I would leap at the chance to publish Barrett's papers on mobbing even if I had never laid eyes on the man. My own scholarly agenda this past quarter century has been to help build a coherent, illuminating body of knowledge about adult mobbing in workplaces. Barrett's papers are building blocks.

Publishing the papers here is also, however, a tribute, an obeisance to a colleague whose scholarship I admired and whose friendship I treasured for fifty years. As new PhDs, we commenced positions at the University of Guelph the same year, 1970, and taught there in the same Department of Sociology/Anthropology until I moved away in 1972. Our scholarly interests diverged, but we shared commitment to social science, the use of logic, reason, and evidence to make sense of human relations. Stan had a terrific sense of humour, but he was dead serious about his vocation. The university was not for playing games. There was no cynicism in him. He was not an operator, schemer, or charlatan. Scholarship was for him a way of life.

Stan was a product of 1960s Canada, the decade of this country's centennial, when the Maple Leaf flag was born, when Montreal Expo seemed to brighten the whole world, and when the Prime Minister was a Nobel Peace Prize laureate. It was a time of optimism, hope, idealism, confidence—and innocence. CUSO, Canadian University Students Overseas, embodied the zeitgeist. Founded in 1961, CUSO aimed to jumpstart social and economic development by sending bright young Canadian volunteers to work in poorer countries all around the world. Having finished his BA in 1963, Stan joined CUSO. He was among its first few hundred volunteers, teaching secondary school in the Igbo region of southeastern Nigeria.

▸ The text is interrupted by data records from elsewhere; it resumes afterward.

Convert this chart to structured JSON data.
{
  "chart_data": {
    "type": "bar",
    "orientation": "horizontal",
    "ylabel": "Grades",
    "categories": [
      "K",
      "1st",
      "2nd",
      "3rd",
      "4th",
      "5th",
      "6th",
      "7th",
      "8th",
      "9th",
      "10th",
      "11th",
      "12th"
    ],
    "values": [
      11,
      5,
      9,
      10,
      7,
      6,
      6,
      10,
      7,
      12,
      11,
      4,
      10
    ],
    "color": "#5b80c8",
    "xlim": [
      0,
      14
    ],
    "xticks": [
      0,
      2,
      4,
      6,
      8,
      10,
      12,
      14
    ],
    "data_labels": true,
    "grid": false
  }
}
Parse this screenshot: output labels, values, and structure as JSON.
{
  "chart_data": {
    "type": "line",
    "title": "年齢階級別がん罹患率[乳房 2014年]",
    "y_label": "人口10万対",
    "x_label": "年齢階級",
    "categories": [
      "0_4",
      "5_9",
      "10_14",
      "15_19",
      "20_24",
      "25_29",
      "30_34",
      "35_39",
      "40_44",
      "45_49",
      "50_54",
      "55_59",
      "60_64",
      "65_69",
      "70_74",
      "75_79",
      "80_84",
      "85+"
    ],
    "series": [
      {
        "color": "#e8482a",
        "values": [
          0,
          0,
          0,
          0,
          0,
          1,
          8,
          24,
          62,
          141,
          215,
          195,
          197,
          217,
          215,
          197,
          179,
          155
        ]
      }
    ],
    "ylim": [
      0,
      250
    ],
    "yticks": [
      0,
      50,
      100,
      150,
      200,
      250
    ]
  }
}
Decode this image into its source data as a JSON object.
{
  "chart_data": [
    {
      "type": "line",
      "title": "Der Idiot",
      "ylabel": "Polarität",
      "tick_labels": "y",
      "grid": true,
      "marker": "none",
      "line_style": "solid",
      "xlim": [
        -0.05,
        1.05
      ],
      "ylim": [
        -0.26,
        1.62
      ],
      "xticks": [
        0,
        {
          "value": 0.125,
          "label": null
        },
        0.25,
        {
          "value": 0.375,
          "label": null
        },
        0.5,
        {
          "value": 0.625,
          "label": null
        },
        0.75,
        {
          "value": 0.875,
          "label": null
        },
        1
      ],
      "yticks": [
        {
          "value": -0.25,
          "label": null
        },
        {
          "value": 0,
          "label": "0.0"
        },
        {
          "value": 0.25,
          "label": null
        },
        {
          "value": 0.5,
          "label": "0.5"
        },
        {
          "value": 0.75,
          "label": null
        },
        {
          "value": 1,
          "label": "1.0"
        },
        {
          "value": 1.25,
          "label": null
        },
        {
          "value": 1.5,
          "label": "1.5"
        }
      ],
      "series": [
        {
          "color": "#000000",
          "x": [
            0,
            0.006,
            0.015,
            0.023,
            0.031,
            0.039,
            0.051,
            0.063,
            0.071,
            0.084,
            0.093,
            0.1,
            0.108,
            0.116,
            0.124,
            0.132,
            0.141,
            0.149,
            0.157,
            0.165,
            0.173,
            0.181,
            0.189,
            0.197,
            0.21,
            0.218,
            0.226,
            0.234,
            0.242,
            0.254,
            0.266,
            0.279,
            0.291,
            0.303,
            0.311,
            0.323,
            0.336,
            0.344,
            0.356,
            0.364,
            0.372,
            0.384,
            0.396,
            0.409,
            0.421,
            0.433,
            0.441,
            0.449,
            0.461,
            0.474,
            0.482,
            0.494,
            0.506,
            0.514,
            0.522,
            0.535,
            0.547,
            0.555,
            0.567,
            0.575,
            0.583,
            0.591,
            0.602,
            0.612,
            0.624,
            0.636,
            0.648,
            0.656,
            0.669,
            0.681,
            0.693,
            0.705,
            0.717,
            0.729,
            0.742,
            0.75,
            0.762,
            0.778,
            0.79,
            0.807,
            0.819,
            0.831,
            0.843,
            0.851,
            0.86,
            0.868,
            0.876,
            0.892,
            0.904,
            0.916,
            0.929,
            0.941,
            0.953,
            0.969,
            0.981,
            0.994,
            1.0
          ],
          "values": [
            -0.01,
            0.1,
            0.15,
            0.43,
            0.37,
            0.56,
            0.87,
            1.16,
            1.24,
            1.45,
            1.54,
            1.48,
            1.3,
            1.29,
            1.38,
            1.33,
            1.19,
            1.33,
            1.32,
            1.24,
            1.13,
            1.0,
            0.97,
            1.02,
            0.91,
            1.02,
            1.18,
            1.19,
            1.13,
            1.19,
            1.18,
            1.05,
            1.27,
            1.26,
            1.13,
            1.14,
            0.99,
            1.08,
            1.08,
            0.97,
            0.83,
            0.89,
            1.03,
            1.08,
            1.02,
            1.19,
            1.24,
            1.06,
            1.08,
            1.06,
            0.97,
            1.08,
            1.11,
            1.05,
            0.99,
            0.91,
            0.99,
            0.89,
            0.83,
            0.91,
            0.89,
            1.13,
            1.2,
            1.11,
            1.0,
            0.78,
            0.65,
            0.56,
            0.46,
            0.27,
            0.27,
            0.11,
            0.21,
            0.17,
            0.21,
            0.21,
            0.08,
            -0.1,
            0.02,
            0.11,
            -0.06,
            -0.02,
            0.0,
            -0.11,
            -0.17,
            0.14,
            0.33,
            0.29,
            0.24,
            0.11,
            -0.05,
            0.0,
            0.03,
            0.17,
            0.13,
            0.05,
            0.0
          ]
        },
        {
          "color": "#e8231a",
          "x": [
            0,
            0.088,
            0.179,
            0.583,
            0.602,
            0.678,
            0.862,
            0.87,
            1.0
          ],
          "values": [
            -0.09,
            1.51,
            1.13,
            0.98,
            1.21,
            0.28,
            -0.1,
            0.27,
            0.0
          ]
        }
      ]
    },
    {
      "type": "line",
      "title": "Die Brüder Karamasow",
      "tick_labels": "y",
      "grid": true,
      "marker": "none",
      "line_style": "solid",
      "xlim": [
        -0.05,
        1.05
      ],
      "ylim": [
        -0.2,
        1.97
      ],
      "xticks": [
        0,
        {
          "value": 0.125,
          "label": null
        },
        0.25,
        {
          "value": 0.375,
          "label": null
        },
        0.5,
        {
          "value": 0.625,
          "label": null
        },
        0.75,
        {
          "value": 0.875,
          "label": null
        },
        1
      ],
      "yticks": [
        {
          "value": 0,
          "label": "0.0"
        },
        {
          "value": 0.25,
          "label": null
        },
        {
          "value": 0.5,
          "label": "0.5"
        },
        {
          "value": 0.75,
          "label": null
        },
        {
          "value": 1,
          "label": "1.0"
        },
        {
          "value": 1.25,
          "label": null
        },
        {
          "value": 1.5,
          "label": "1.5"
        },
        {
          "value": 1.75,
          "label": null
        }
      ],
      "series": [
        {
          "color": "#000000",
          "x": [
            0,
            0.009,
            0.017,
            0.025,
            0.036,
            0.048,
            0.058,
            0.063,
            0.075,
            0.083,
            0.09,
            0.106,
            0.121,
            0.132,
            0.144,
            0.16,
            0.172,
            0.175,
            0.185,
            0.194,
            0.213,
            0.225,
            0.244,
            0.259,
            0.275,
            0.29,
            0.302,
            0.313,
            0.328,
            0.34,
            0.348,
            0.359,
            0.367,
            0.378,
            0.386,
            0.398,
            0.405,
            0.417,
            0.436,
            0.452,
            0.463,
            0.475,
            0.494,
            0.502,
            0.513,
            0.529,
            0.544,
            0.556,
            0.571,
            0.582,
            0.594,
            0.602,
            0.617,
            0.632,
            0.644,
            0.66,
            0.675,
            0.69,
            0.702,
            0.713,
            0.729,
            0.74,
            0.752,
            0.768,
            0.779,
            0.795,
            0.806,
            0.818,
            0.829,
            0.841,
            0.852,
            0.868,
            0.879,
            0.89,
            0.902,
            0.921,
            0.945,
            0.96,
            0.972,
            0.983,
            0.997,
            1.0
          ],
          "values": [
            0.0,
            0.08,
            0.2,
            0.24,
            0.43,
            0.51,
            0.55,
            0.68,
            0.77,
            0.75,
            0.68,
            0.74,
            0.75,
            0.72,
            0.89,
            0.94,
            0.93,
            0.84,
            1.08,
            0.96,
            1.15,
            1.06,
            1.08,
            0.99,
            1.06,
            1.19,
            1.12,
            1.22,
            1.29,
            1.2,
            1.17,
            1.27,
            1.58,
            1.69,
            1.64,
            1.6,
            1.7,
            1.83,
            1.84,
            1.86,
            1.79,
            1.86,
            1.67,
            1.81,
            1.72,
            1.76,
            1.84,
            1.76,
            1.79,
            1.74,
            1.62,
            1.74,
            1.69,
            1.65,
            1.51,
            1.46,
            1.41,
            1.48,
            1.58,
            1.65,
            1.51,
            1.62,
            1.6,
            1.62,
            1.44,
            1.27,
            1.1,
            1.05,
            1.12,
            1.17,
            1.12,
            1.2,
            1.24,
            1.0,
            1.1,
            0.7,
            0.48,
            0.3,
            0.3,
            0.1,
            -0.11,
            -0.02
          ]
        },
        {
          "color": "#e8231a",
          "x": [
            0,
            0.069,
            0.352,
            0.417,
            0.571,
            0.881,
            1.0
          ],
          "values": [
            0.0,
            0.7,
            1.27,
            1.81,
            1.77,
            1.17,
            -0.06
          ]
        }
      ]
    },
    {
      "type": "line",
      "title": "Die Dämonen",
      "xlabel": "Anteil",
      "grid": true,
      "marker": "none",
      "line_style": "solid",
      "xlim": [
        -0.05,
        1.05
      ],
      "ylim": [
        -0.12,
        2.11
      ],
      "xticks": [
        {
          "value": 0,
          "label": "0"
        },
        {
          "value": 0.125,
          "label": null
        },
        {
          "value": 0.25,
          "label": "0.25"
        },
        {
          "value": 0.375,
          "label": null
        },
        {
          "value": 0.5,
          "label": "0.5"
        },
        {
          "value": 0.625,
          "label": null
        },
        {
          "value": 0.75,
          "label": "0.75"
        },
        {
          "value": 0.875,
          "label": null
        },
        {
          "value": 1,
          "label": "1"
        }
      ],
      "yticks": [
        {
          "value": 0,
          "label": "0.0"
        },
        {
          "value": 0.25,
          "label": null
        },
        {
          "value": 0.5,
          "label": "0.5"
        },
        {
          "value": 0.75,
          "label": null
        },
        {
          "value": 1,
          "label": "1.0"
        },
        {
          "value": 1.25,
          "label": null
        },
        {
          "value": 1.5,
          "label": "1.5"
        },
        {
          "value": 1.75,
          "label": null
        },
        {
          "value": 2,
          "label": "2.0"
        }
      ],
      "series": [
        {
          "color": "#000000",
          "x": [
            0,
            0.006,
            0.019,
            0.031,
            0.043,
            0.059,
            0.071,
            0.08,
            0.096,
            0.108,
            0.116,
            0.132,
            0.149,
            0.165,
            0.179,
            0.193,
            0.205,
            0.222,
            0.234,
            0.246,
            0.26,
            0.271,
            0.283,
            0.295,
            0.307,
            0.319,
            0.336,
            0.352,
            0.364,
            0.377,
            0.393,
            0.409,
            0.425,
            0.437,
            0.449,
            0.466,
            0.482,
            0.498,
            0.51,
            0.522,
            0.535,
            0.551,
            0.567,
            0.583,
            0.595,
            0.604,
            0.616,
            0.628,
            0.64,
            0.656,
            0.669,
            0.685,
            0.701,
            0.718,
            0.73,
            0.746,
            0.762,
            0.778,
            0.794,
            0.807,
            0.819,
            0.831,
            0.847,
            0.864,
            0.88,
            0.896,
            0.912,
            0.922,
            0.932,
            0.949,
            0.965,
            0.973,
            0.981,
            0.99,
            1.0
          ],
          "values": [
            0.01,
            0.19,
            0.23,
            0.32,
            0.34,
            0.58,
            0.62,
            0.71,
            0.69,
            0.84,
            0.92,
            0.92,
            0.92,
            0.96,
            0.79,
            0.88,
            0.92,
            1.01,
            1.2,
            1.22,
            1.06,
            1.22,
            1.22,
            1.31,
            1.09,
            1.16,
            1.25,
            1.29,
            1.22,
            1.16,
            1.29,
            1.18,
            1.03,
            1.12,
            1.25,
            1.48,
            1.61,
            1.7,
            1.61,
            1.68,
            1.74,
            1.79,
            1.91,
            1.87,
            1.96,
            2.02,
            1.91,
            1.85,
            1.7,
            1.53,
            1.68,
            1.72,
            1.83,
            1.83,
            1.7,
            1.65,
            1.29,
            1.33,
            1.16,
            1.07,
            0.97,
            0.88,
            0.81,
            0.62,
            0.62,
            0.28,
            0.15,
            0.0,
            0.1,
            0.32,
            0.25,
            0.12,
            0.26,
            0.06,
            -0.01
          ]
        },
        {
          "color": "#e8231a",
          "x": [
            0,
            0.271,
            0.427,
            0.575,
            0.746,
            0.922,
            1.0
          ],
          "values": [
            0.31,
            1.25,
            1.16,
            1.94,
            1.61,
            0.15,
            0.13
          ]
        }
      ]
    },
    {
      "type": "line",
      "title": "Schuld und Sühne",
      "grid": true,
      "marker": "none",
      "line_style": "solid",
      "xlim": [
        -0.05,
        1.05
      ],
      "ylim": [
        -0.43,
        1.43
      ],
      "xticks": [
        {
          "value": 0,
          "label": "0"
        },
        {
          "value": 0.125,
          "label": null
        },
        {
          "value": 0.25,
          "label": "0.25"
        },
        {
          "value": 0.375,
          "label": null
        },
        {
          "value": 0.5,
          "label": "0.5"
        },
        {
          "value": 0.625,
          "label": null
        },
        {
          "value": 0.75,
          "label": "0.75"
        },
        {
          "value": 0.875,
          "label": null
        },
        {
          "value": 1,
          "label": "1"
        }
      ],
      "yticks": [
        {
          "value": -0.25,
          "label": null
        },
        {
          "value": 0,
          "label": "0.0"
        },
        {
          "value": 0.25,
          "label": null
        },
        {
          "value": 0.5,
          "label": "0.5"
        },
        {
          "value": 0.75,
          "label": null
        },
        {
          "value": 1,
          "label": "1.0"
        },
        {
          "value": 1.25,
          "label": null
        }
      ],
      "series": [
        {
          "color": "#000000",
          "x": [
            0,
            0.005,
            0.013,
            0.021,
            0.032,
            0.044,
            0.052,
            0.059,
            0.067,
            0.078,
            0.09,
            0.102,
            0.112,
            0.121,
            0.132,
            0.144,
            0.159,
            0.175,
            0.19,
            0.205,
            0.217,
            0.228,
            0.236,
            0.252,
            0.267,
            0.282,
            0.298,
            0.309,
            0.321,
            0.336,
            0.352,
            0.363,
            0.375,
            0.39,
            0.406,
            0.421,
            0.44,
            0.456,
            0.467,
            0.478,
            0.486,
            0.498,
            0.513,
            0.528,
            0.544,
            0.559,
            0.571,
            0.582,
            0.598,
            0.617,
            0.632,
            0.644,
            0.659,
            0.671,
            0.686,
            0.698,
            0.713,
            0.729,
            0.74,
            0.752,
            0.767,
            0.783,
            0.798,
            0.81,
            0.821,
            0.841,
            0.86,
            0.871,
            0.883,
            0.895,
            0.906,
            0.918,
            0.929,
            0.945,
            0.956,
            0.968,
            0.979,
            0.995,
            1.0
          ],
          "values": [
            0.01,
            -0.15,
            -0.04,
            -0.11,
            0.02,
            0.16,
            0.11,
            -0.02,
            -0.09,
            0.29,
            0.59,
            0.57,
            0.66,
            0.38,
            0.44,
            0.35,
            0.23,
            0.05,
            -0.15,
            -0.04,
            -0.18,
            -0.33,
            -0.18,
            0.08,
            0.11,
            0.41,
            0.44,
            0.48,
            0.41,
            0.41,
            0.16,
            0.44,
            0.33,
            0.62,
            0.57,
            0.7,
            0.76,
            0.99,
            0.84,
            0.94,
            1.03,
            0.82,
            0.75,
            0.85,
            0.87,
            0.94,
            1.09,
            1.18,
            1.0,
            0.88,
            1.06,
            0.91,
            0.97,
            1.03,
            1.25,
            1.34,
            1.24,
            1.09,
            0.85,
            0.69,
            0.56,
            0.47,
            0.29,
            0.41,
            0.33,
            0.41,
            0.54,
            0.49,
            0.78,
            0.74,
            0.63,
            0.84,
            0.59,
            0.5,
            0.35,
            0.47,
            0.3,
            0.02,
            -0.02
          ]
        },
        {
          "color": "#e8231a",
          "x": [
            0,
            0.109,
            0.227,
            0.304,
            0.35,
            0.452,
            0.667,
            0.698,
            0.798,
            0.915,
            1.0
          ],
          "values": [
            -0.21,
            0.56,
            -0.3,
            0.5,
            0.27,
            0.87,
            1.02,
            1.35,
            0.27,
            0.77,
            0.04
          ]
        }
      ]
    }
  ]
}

After returning to Canada for his MA and then commencing his PhD in the UK, Stan returned to Nigeria, this time with Kaye, as the decade drew to a close. They both taught in an Igbo high school. Stan did fieldwork for his doctoral thesis, subsequently published as Two Villages on Stilts: Economic and Family Change in Nigeria. The photo below shows them at the end of their stay in 1970, seated in the middle of about thirty Nigerian colleagues and students. The photo is a poignant symbol of a time that is past.